Dr Ruggenenti: Yes well just a comment. We do have a study published using octreotide in the PCK rats that shows that it is beneficial in the liver as well. We have an ongoing clinical trial on octreotide in patients with severe polycystic liver disease at Mayo which is focused on the liver but we don’t...

Question: You have an ongoing trial on liver polycystic?

Dr Ruggenenti: That’s correct we have a small trial that involves 46 patients, all the 46 patients have been treated now with some of them for over a year, some of them less than a year so we do hope to have data but we are focusing on the liver.
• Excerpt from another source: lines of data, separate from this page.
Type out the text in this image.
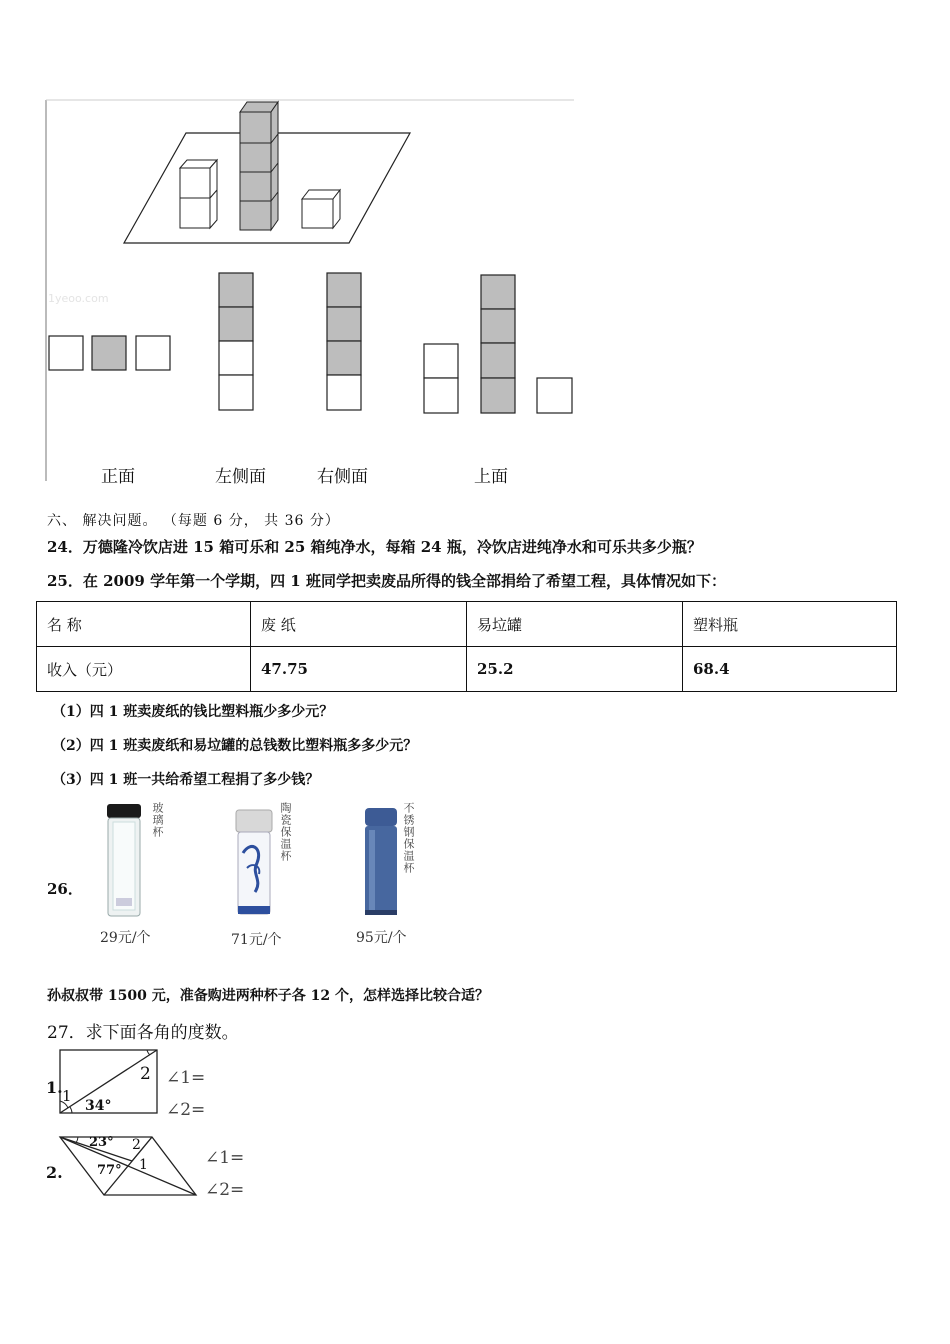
1yeoo.com
正面	左侧面	右侧面	上面
六、 解决问题。 （每题 6 分， 共 36 分）
24．万德隆冷饮店进 15 箱可乐和 25 箱纯净水，每箱 24 瓶，冷饮店进纯净水和可乐共多少瓶？
25．在 2009 学年第一个学期，四 1 班同学把卖废品所得的钱全部捐给了希望工程，具体情况如下：
名 称	废 纸	易垃罐	塑料瓶
收入（元）	47.75	25.2	68.4
（1）四 1 班卖废纸的钱比塑料瓶少多少元？
（2）四 1 班卖废纸和易垃罐的总钱数比塑料瓶多多少元？
（3）四 1 班一共给希望工程捐了多少钱？
26．
玻璃杯
29元/个
陶瓷保温杯
71元/个
不锈钢保温杯
95元/个
孙叔叔带 1500 元，准备购进两种杯子各 12 个，怎样选择比较合适？
27．求下面各角的度数。
1. 1
2
34°
∠1=
∠2=
2.
23°
77°
2
1	∠1=
∠2=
We are going to look at the kidneys too but we are focusing on the liver.

Question: It would be nice to see whether there is a correlation between changes in the liver and changes in the kidney.

Chairman: Encouraging. The last question.

Question: A fascinating talk. You showed us data that parenchymal volume is going down with octreotide and you hope that these are the microcysts but at the same time you also showed that GFR is going down in the octreotide group. Is that not a bit disturbing with this new drug or do you think this is a temporary reversible hemodynamic effect?

Dr Ruggenenti: Yes a good question indeed. This is a reversible effect we have seen in our crossover studies and it’s described in other clinical conditions such as for instance, type 1 diabetes. The hypothesis is that somatostatin to some extent limits hyperfiltration that can be observed in these clinical conditions. So I think that this is the functional effect that in the short term such as for ACE inhibitors in the short term reduce GFR but that in theory we need the results of the trial in the long term it could be renoprotective. In any case it is a functional effect.